Der gesamte Vorgang wirft nicht nur viele Fragezeichen auf, sondern leider auch einmal mehr ein schlechtes Licht auf die Fürstenberger Lokalpolitik und Verwaltung. Denn die für die Verkaufspläne genannten „Argumente“ sind nicht nachvollziehbar:
Keine „dunklen Fenster“ mehr in Himmelpfort, wenn in Pian neue Grundstücke verkauft werden?
Investoren sollen sich vorstellen, wenn der Rest des Geländes verkauft wird – warum dann nicht VOR der Abtrennung und dem Verkauf der 5 neuen Einzelparzellen?
Eine private Nutzung soll unproblematisch sein, obwohl laut Bebauungsplan ein „Ferienhausgebiet“ mit „touristisch genutztem, ferienmäßigem Wohnen“ festgesetzt wird und „auf keinen Fall Zweitwohnsitze entstehen [sollen]“?
Jenseits der Angelegenheit „Pian“ gibt aber vor allem die Drohung des Ortsvorsteher mit „rechtlichen Konsequenzen“ Anlass zum Nachdenken.

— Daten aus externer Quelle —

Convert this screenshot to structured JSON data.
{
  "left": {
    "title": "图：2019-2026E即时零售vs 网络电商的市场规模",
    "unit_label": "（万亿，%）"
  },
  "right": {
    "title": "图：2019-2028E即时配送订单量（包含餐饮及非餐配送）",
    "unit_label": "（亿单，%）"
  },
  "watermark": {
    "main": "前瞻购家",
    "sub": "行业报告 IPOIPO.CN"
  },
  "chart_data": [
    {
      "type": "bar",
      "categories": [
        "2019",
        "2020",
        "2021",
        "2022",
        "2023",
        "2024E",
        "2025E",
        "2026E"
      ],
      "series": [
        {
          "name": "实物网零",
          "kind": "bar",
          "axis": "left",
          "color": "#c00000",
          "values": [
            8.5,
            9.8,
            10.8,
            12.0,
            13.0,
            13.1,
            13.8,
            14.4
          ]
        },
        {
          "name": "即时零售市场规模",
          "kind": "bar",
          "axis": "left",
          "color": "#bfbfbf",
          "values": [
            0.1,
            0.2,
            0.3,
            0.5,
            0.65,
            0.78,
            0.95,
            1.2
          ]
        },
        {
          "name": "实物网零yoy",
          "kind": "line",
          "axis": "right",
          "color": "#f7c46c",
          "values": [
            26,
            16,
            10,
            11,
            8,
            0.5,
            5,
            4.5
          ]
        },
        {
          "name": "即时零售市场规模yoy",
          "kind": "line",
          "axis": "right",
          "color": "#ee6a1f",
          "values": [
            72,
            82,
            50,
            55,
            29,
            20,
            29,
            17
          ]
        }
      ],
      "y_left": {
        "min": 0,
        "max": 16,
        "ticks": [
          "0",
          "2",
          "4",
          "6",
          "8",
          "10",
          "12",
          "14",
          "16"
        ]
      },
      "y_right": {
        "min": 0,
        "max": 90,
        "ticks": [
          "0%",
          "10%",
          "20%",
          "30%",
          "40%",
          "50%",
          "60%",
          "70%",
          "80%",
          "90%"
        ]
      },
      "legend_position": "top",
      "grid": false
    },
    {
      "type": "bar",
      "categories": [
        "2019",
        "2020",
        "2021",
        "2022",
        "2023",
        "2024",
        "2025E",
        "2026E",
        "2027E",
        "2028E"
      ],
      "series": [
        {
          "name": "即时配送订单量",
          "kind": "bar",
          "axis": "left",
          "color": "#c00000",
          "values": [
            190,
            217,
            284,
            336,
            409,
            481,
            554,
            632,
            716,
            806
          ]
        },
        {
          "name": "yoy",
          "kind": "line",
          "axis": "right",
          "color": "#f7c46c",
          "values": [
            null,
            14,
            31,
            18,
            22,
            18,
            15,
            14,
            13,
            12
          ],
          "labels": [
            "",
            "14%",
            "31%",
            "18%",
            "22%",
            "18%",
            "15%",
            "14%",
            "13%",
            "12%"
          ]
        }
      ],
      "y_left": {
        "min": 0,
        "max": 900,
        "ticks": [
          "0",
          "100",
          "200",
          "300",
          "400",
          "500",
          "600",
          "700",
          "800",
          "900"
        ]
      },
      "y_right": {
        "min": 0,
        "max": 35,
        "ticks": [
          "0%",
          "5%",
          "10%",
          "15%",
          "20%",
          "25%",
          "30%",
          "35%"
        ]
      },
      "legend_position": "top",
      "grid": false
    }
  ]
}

Denn wo sieht er hier eine rechtswidrige Handlung? Es wäre um Deutschland schlecht bestellt, wenn kritische Nachfragen an den Politikbetrieb und die Äußerung einer Meinung, die nicht der des Ortsbeirats entspricht, rechtlich sanktioniert werden könnten. Hoffen wir mal, dass wenigstens dies auch in Fürstenberg und allen Ortsteilen weiterhin gilt und respektiert wird.